From the Wire Pass Trailhead, the hike to the Wave is around 3 miles across open desert, a 6.5-mile round trip (with a few other photo spots). The trail itself is moderate (350-foot climb) but, as a low-traffic trail, the path is not always obvious, and on a summer day, temperatures can reach around 100ºF, so a few (obvious) tips – I’m starting to feel like your mom now, what a scary concept…
- Get a map. Yes, you most likely have a GPS (by the way, The Wave is at latitude 36° 59′ 45.84″ N, longitude 112° 0′ 21.9″) but the signal up there can be weak… regardless of how fancy your phone is or how many Facebook friends you have…
Bring at least one gallon of water per person and proper hiking food, as you’ll be walking around the desert for six to eight hours (no bar at The Wave, even not a McDonald’s – shocking, I know!)
Proper hiking shoes, clothes, and a hat for your powerful brain may not be a bad idea either…
Again, consider hiring a guide for the day, to focus on enjoying and taking photos rather than stressing over how to get there…
Now, you are at The Wave… get lucky with the light for your best pictures ever!
Like most photographers, I mostly shoot during golden hour, but The Wave is actually best lit and photographed from mid-morning to early afternoon, to minimize the extensive shadows.
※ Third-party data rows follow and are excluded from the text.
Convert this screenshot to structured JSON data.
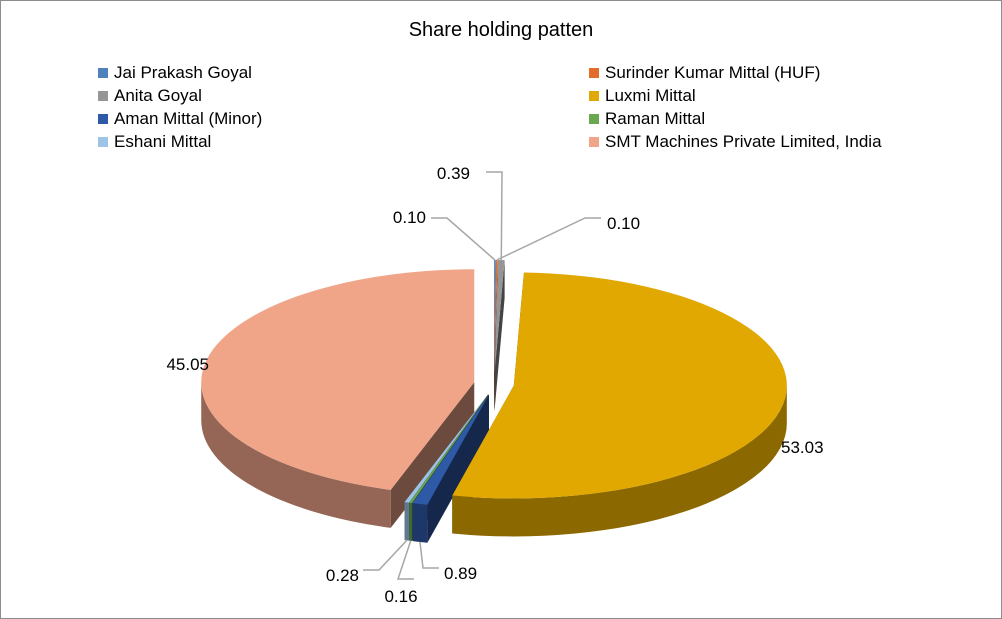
{
  "chart_data": {
    "type": "pie",
    "style": "3D exploded pie",
    "title": "Share holding patten",
    "legend_position": "top",
    "series": [
      {
        "name": "Jai Prakash Goyal",
        "value": 0.1,
        "label": "0.10",
        "color": "#4f81bd"
      },
      {
        "name": "Surinder Kumar Mittal (HUF)",
        "value": 0.1,
        "label": "0.10",
        "color": "#e36c2b"
      },
      {
        "name": "Anita Goyal",
        "value": 0.39,
        "label": "0.39",
        "color": "#969696"
      },
      {
        "name": "Luxmi Mittal",
        "value": 53.03,
        "label": "53.03",
        "color": "#e0a800"
      },
      {
        "name": "Aman Mittal (Minor)",
        "value": 0.89,
        "label": "0.89",
        "color": "#2e59a7"
      },
      {
        "name": "Raman Mittal",
        "value": 0.16,
        "label": "0.16",
        "color": "#6aa84f"
      },
      {
        "name": "Eshani Mittal",
        "value": 0.28,
        "label": "0.28",
        "color": "#9dc3e6"
      },
      {
        "name": "SMT Machines Private Limited, India",
        "value": 45.05,
        "label": "45.05",
        "color": "#f0a589"
      }
    ]
  }
}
So below are a few tips to get your luck and photo quality up a bit:
- Start the hike around 7 AM – 8 AM max in order to be there in the late morning for optimal shooting conditions (as well as a cooler hike experience).
- Of course, shooting at dawn or at dusk, as well as for night astrophotography, are also great, but require specific preparation. You might want to do the hike first in the daytime to orientate yourself. Astrophotography is best from May to August with the Milky Way center in the southern sky.
- Don’t miss the second wave (1/3 mile west of The Wave), the sand cove, and the hills around The Wave to see the full formation from above.
- If you still have time and energy, you can reach a few other spots (The Big Mac, Melody Arch, Boneyard…). Wonders are everywhere in this location!
When shooting midday with strong shadows inside The Wave, long exposure shooting with neutral density filters or HDR (High Dynamic Range, stacking together 2 or 3 pictures at different exposures) might increase your luck of getting great pictures a bit as well.
Beyond the few images on this post, here are some more from my portfolio. I was also got lucky with some water leftover in The Wave from a storm, creating amazing reflections.
Last but not least, help Mother Nature get lucky by leaving her as beautiful after your visit as she was before you arrived.
It took Mother Nature 190 million years to create The Wave’s beautiful, patterned lines of color and iconic eroded sandstone formations. As such, your duty as a privileged visitor is to ensure you preserve it for the other visitors and generations to come. A few tips (or more accurately, requests), if I may:
- Obviously, all trash must be packed up and taken back (yes, all including toilet paper…)
- The Wave has ledges that break easily if you step on them, so be careful to avoid damage to the edges of the rocks.
- All-natural and cultural objects are protected, and starting fires is obviously prohibited at any time.
I hope that this article will motivate you to try and get lucky in order to see this amazing place.
Take a chance on the lottery and enjoy! Don’t hesitate to share your shots and experiences if you manage to go, I would love to see your images and hear about your journey.